Purpose
Giant cell arteritis (GCA) is a diagnosis made based on a combination of signs, symptoms and laboratory evidence (1). Temporal artery biopsy is the gold standard for the diagnosis of GCA and a referral for biopsy is commonly encountered entity in oculoplastic surgery practice (2). Our review investigates the final diagnosis and clinical course of headache patients undergoing temporal artery biopsy with the suspicion of giant cell arteritis (GCA). To our knowledge, this series of 143 patients is the largest study to date evaluating the final diagnosis in temporal artery biopsy patients from a single institution.
Methods
Retrospective chart review of 143 patients who underwent a temporal artery biopsy from January 2006 to April 2014 by vascular surgery, plastic surgery and oculoplastic surgery at our institution.
Results
Of 143 patients, 15 had positive biopsies (10.5%) and 128 had negative biopsies. Among the patients with negative biopsies, 41 patients (28.7%) ultimately were given the diagnosis of a benign headache.
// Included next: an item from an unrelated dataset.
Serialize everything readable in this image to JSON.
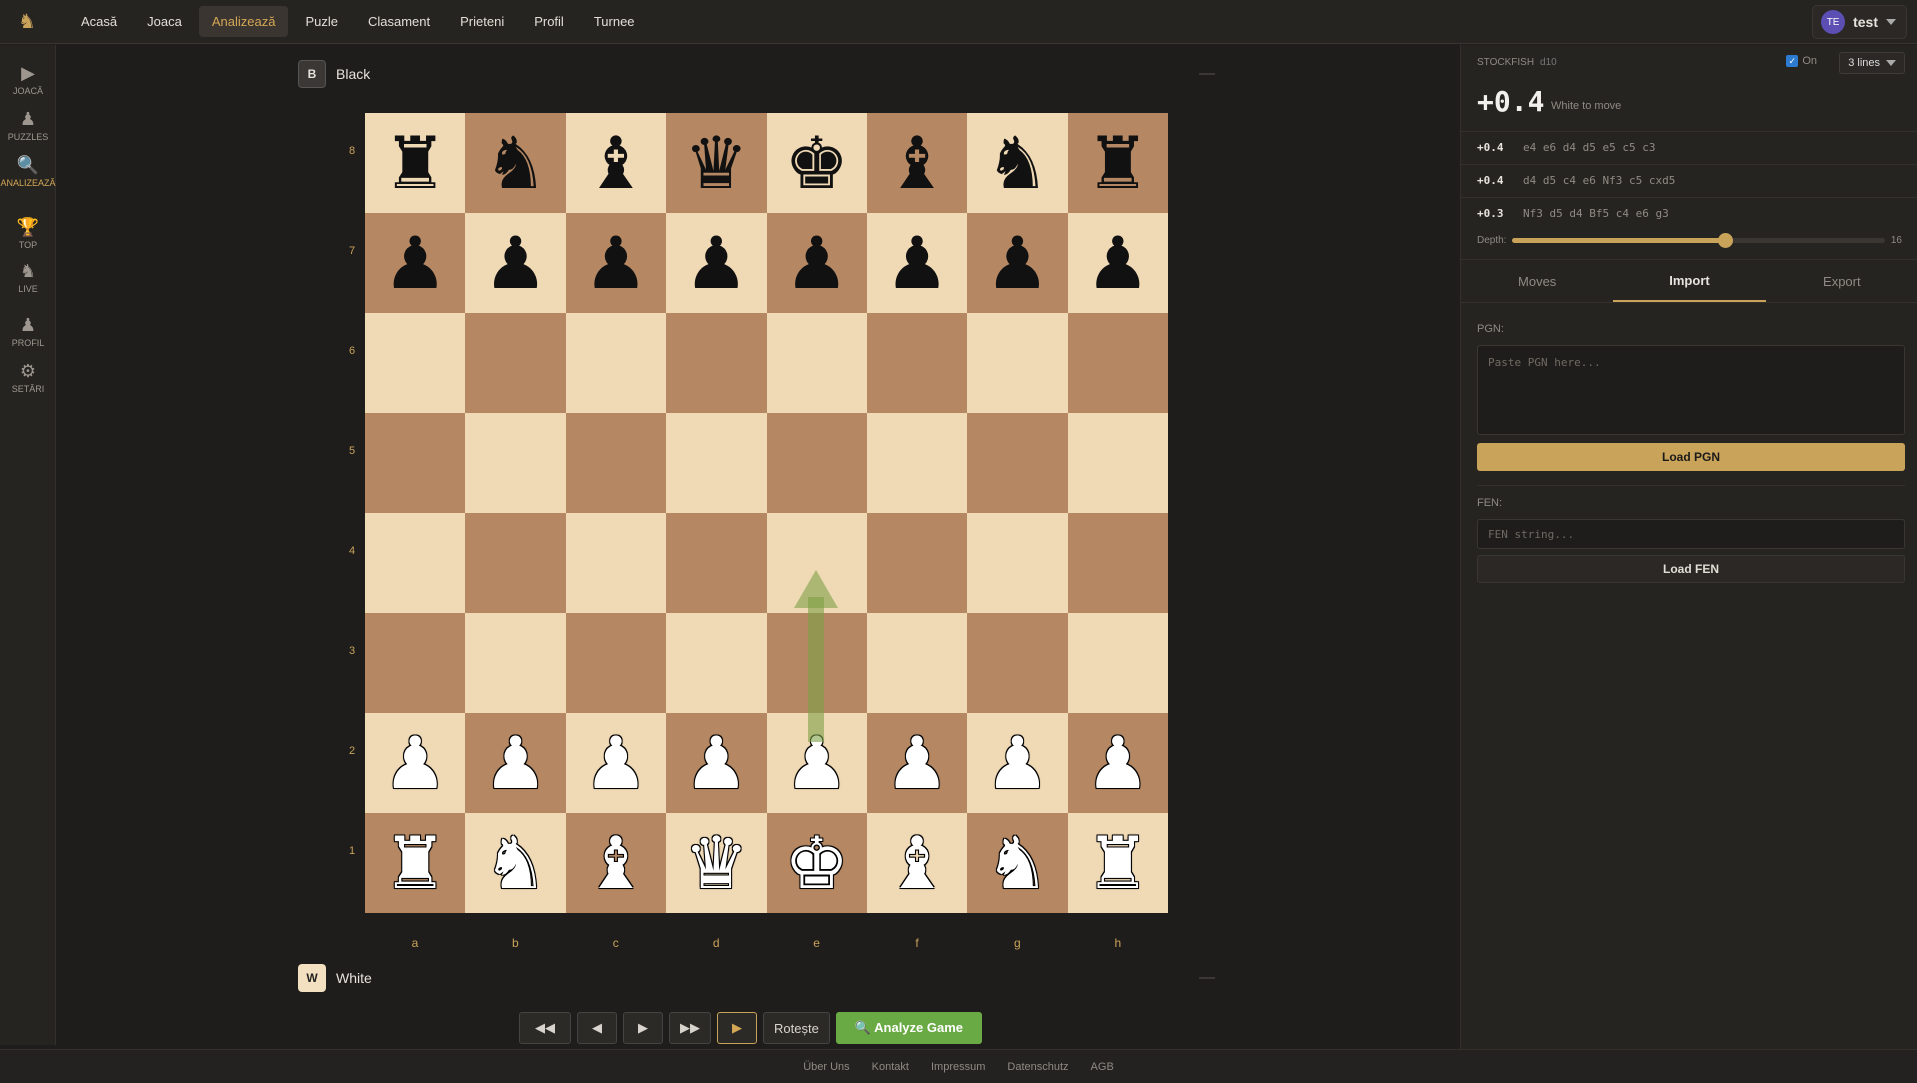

Biopsy-negative GCA was diagnosed when the American College of Rheumatology classification (7) criteria were met, symptoms improved within 3 days of corticosteroid therapy and no other diagnosis relevant to the patient’s presenting symptoms was diagnosed. 30 patients (20.9%) were ultimately diagnosed with biopsy-negative GCA. Of the remaining negative biopsies, 7 (4.9%) were found to have non-arteritic anterior ischemic optic neuropathy, 3 (2.1%) had isolated polymyalgia rheumatic, 3 (2.1%) with systemic vasculitis, 3 (2.1%) with acute angle closure, 3 (2.1%) with hypertensive urgency, 2 (1.4%) with posterior ischemic optic neuropathy, and 2 (1.4%) with granulomatosis with polyangiitis.
Conclusions
Even though only 15 patients (10.5%) had positive temporal artery biopsies, a total of 45 patients (31.5%) were ultimately treated for giant cell arteritis. Although the majority of patients (41 patients or 28.7%) undergoing temporal artery biopsy were diagnosed with benign headache, it is important to consider other vision and life threatening entities when presented with a patient with suspected GCA.